Odnośnie wpisu numer: 32144 Panie Marszałku, czuję się obrażony! [...] Szuka Pan problemu tam, gdzie go właściwie nie ma.
W Iławie nie będzie żadnych obchodów święta Trzech Króli ze względu na kompleksy mieszkańców. W małych miastach ludzie mają poważne problemy z okazywaniem jakichkolwiek emocji, a już tym bardziej z okazywaniem radości. Władza nie aktywizuje mieszkańców. Chociaż do ratusza nikt w Iławie nie ma daleko, bo stoi w reprezentacyjnym miejscu to mało wiemy o naszych włodarzach i oni za specjalnie nie starają się żebyśmy cokolwiek o nich więcej wiedzieli, a tym bardziej z nimi współpracowali.
Wychodzi na to, że idea samorządu się w ogóle nie sprawdza.
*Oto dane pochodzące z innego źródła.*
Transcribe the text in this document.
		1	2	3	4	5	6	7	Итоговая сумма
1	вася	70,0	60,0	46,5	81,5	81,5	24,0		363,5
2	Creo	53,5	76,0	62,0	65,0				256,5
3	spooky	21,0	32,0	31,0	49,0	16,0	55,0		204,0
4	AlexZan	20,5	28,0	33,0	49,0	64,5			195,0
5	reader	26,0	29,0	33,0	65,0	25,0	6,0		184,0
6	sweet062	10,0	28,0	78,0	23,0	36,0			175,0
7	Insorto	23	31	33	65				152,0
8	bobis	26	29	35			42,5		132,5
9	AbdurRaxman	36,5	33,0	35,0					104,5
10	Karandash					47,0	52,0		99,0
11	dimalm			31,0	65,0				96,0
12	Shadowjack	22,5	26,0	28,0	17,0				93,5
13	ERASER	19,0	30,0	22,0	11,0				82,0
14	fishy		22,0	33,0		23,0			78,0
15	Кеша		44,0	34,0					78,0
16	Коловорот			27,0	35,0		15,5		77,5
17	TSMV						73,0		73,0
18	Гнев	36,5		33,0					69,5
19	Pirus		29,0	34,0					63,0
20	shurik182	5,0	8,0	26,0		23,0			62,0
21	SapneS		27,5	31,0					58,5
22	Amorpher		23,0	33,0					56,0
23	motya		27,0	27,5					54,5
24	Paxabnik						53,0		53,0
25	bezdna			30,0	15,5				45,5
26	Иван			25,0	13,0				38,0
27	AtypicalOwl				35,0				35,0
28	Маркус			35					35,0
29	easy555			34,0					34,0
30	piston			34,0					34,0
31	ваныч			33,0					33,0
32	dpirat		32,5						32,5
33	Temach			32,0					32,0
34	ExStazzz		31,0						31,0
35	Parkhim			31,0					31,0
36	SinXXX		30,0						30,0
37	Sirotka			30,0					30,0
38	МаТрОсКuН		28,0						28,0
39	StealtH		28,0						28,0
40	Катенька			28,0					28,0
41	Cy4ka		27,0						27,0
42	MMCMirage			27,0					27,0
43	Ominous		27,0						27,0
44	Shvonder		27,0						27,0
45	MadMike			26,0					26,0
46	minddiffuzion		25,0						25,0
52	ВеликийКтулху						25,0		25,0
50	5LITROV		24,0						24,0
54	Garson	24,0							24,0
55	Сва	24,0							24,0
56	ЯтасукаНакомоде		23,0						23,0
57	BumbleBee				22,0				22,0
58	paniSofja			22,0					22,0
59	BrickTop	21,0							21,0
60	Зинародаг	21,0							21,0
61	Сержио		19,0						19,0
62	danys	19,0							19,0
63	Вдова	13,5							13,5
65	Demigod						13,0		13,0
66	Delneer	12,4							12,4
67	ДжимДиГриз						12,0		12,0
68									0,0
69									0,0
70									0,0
My nie rządzimy swoim miastem i nie jesteśmy jego współwłaścicielami. Tylko w czasie wyborów samorządowych "wchodzi się nam w tyłek" [...] żeby zaraz osiąść przy władzy i już się więcej nie odzywać. Toteż mieszkańcy czują się jak niewolnicy - tylko z tą różnicą, że mogli wybrać swojego pana.
Konserwatywne (chrześcijańskie) wartości są na tyle atrakcyjne, że nie potrzeba ich promocji. Wystarczy nie obrzydzać. Tymczasem środowiska związane z chrześcijańską prawicą robią w Polsce wszystko, aby ludzi do siebie zniechęcić. To, że się jest w PiS i jest się antykomunistą - to jeszcze za mało. Trzeba jeszcze pokazać jak można fajnie rządzić mając Boga, Honor i Ojczyznę w sercu. Mówienie tylko o tych wartościach to stanowczo za mało.
Przy okazji. Podobno w Iławie jest taki Pan, co to kiedyś (za PRL) na zamówienie SB zdjęcia robił ludziom którzy wychodzili z kościoła, a dziś pierwszy leży krzyżem przed ołtarzem, pierwszy chodzi w procesjach i najgłośniej struga antykomunistę. Jest ktoś taki w Iławie? Znacie może?